Ryo Arashida, representative patent attorney from the Japan-based Patent Attorney Corporation Siarasia is quoted by the Nikkei Business Online Edition as saying that while the outcome of the lawsuit is unclear, there’s a certain game mod out there that could work in Palworld’s favor.
The mod in question is a fan-made one, designed to be a crossover between Pokémon and Rockstar Games’s Grand Theft Auto V (GTA5). Arashida does not specify the exact mod, but mentions that it was released publicly around 2016 and includes the mechanic of throwing Poke Ball-like objects at characters on the game field to capture them. Given the description, it is likely that he is referring to this elaborate mod inspired by Niantic’s Pokémon GO from August 2016.
According to Arashida, the Pokémon capturing sequence used in this mod is similar to the one described in one of the divisional patents (Patent No. 7545191) Nintendo is suing Palworld over. Moreover, the parent patent that this divisional patent belongs to was registered in December 2021, meaning the GTA5 mod came out several years earlier. Arashida believes that “there is a possibility that the GTA5 Pokémon mod will be recognized as a precedent by the court.” If this were to happen, one of the patents Nintendo and The Pokémon Company are using in litigation against Pocketpair would be deemed invalid.

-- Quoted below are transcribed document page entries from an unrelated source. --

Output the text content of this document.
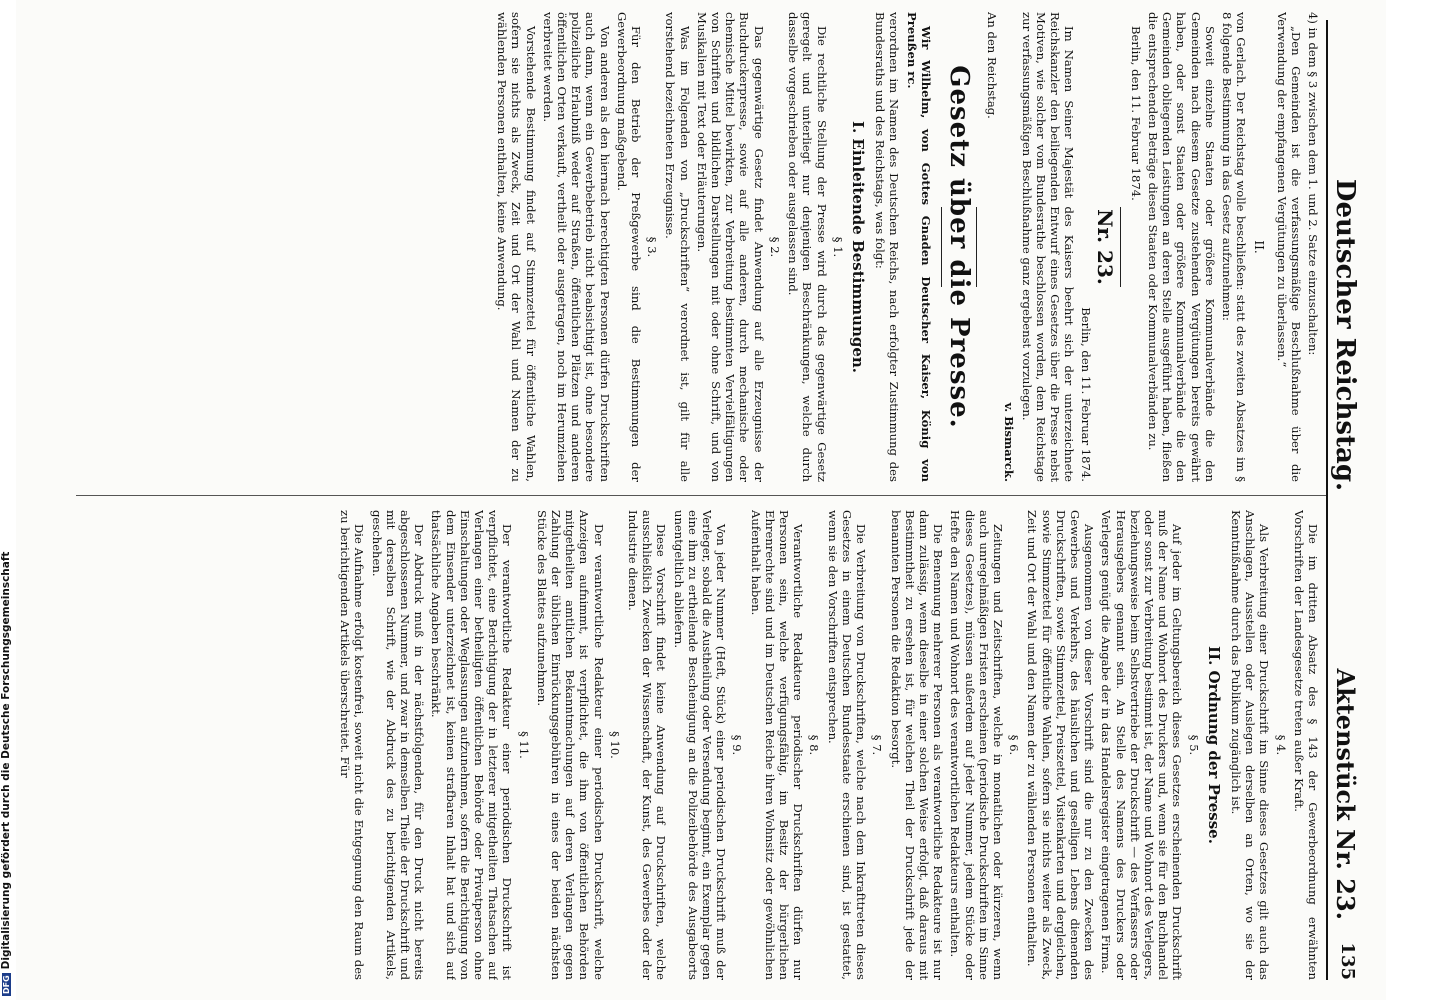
Deutscher Reichstag.
Aktenstück Nr. 23.
135

4) in dem § 3 zwischen dem 1. und 2. Satze einzuschalten:

„Den Gemeinden ist die verfassungsmäßige Beschlußnahme über die Verwendung der empfangenen Vergütungen zu überlassen.“

II.

von Gerlach. Der Reichstag wolle beschließen: statt des zweiten Absatzes im § 8 folgende Bestimmung in das Gesetz aufzunehmen:

Soweit einzelne Staaten oder größere Kommunalverbände die den Gemeinden nach diesem Gesetze zustehenden Vergütungen bereits gewährt haben, oder sonst Staaten oder größere Kommunalverbände die den Gemeinden obliegenden Leistungen an deren Stelle ausgeführt haben, fließen die entsprechenden Beträge diesen Staaten oder Kommunalverbänden zu.

Berlin, den 11. Februar 1874.

Nr. 23.

Berlin, den 11. Februar 1874.

Im Namen Seiner Majestät des Kaisers beehrt sich der unterzeichnete Reichskanzler den beiliegenden Entwurf eines Gesetzes über die Presse nebst Motiven, wie solcher vom Bundesrathe beschlossen worden, dem Reichstage zur verfassungsmäßigen Beschlußnahme ganz ergebenst vorzulegen.

v. Bismarck.

An den Reichstag.

Gesetz über die Presse.

Wir Wilhelm, von Gottes Gnaden Deutscher Kaiser, König von Preußen rc.

verordnen im Namen des Deutschen Reichs, nach erfolgter Zustimmung des Bundesraths und des Reichstags, was folgt:

I. Einleitende Bestimmungen.
§ 1.

Die rechtliche Stellung der Presse wird durch das gegenwärtige Gesetz geregelt und unterliegt nur denjenigen Beschränkungen, welche durch dasselbe vorgeschrieben oder ausgelassen sind.

§ 2.

Das gegenwärtige Gesetz findet Anwendung auf alle Erzeugnisse der Buchdruckerpresse, sowie auf alle anderen, durch mechanische oder chemische Mittel bewirkten, zur Verbreitung bestimmten Vervielfältigungen von Schriften und bildlichen Darstellungen mit oder ohne Schrift, und von Musikalien mit Text oder Erläuterungen.

Was im Folgenden von „Druckschriften“ verordnet ist, gilt für alle vorstehend bezeichneten Erzeugnisse.

§ 3.

Für den Betrieb der Preßgewerbe sind die Bestimmungen der Gewerbeordnung maßgebend.

Von anderen als den hiernach berechtigten Personen dürfen Druckschriften auch dann, wenn ein Gewerbebetrieb nicht beabsichtigt ist, ohne besondere polizeiliche Erlaubniß weder auf Straßen, öffentlichen Plätzen und anderen öffentlichen Orten verkauft, vertheilt oder ausgetragen, noch im Herumziehen verbreitet werden.

Vorstehende Bestimmung findet auf Stimmzettel für öffentliche Wahlen, sofern sie nichts als Zweck, Zeit und Ort der Wahl und Namen der zu wählenden Personen enthalten, keine Anwendung.

Die im dritten Absatz des § 143 der Gewerbeordnung erwähnten Vorschriften der Landesgesetze treten außer Kraft.

§ 4.

Als Verbreitung einer Druckschrift im Sinne dieses Gesetzes gilt auch das Anschlagen, Ausstellen oder Auslegen derselben an Orten, wo sie der Kenntnißnahme durch das Publikum zugänglich ist.

II. Ordnung der Presse.
§ 5.

Auf jeder im Geltungsbereich dieses Gesetzes erscheinenden Druckschrift muß der Name und Wohnort des Druckers und, wenn sie für den Buchhandel oder sonst zur Verbreitung bestimmt ist, der Name und Wohnort des Verlegers, beziehungsweise beim Selbstvertriebe der Druckschrift — des Verfassers oder Herausgebers genannt sein. An Stelle des Namens des Druckers oder Verlegers genügt die Angabe der in das Handelsregister eingetragenen Firma.

Ausgenommen von dieser Vorschrift sind die nur zu den Zwecken des Gewerbes und Verkehrs, des häuslichen und geselligen Lebens dienenden Druckschriften, sowie Stimmzettel, Preiszettel, Visitenkarten und dergleichen, sowie Stimmzettel für öffentliche Wahlen, sofern sie nichts weiter als Zweck, Zeit und Ort der Wahl und den Namen der zu wählenden Personen enthalten.

§ 6.

Zeitungen und Zeitschriften, welche in monatlichen oder kürzeren, wenn auch unregelmäßigen Fristen erscheinen (periodische Druckschriften im Sinne dieses Gesetzes), müssen außerdem auf jeder Nummer, jedem Stücke oder Hefte den Namen und Wohnort des verantwortlichen Redakteurs enthalten.

Die Benennung mehrerer Personen als verantwortliche Redakteure ist nur dann zulässig, wenn dieselbe in einer solchen Weise erfolgt, daß daraus mit Bestimmtheit zu ersehen ist, für welchen Theil der Druckschrift jede der benannten Personen die Redaktion besorgt.

§ 7.

Die Verbreitung von Druckschriften, welche nach dem Inkrafttreten dieses Gesetzes in einem Deutschen Bundesstaate erschienen sind, ist gestattet, wenn sie den Vorschriften entsprechen.

§ 8.

Verantwortliche Redakteure periodischer Druckschriften dürfen nur Personen sein, welche verfügungsfähig, im Besitz der bürgerlichen Ehrenrechte sind und im Deutschen Reiche ihren Wohnsitz oder gewöhnlichen Aufenthalt haben.

§ 9.

Von jeder Nummer (Heft, Stück) einer periodischen Druckschrift muß der Verleger, sobald die Austheilung oder Versendung beginnt, ein Exemplar gegen eine ihm zu ertheilende Bescheinigung an die Polizeibehörde des Ausgabeorts unentgeltlich abliefern.

Diese Vorschrift findet keine Anwendung auf Druckschriften, welche ausschließlich Zwecken der Wissenschaft, der Kunst, des Gewerbes oder der Industrie dienen.

§ 10.

Der verantwortliche Redakteur einer periodischen Druckschrift, welche Anzeigen aufnimmt, ist verpflichtet, die ihm von öffentlichen Behörden mitgetheilten amtlichen Bekanntmachungen auf deren Verlangen gegen Zahlung der üblichen Einrückungsgebühren in eines der beiden nächsten Stücke des Blattes aufzunehmen.

§ 11.

Der verantwortliche Redakteur einer periodischen Druckschrift ist verpflichtet, eine Berichtigung der in letzterer mitgetheilten Thatsachen auf Verlangen einer betheiligten öffentlichen Behörde oder Privatperson ohne Einschaltungen oder Weglassungen aufzunehmen, sofern die Berichtigung von dem Einsender unterzeichnet ist, keinen strafbaren Inhalt hat und sich auf thatsächliche Angaben beschränkt.

Der Abdruck muß in der nächstfolgenden, für den Druck nicht bereits abgeschlossenen Nummer, und zwar in demselben Theile der Druckschrift und mit derselben Schrift, wie der Abdruck des zu berichtigenden Artikels, geschehen.

Die Aufnahme erfolgt kostenfrei, soweit nicht die Entgegnung den Raum des zu berichtigenden Artikels überschreitet. Für

DFGDigitalisierung gefördert durch die Deutsche Forschungsgemeinschaft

Now, I won’t claim to be an expert in Japanese patent law, but Arashida does make that claim. It would be quite interesting if a mod for a third-party game, which itself was built on the IP of a plaintiff, could also be used to both defend another third-party from a patent infringement claim and invalidate that patent entirely. The irony there would be sweet enough to warrant a trip to the dentist, methinks.
But all of that intersecting may not really matter when it comes to the validity of a patent. Either Nintendo and The Pokémon Co. actually invented the mechanics in their patents… or they didn’t. In the United States, at least, the use of an invention can serve as prior art for the purposes of patent law.
Whether the same is true in Japan will be seen as this trial progresses.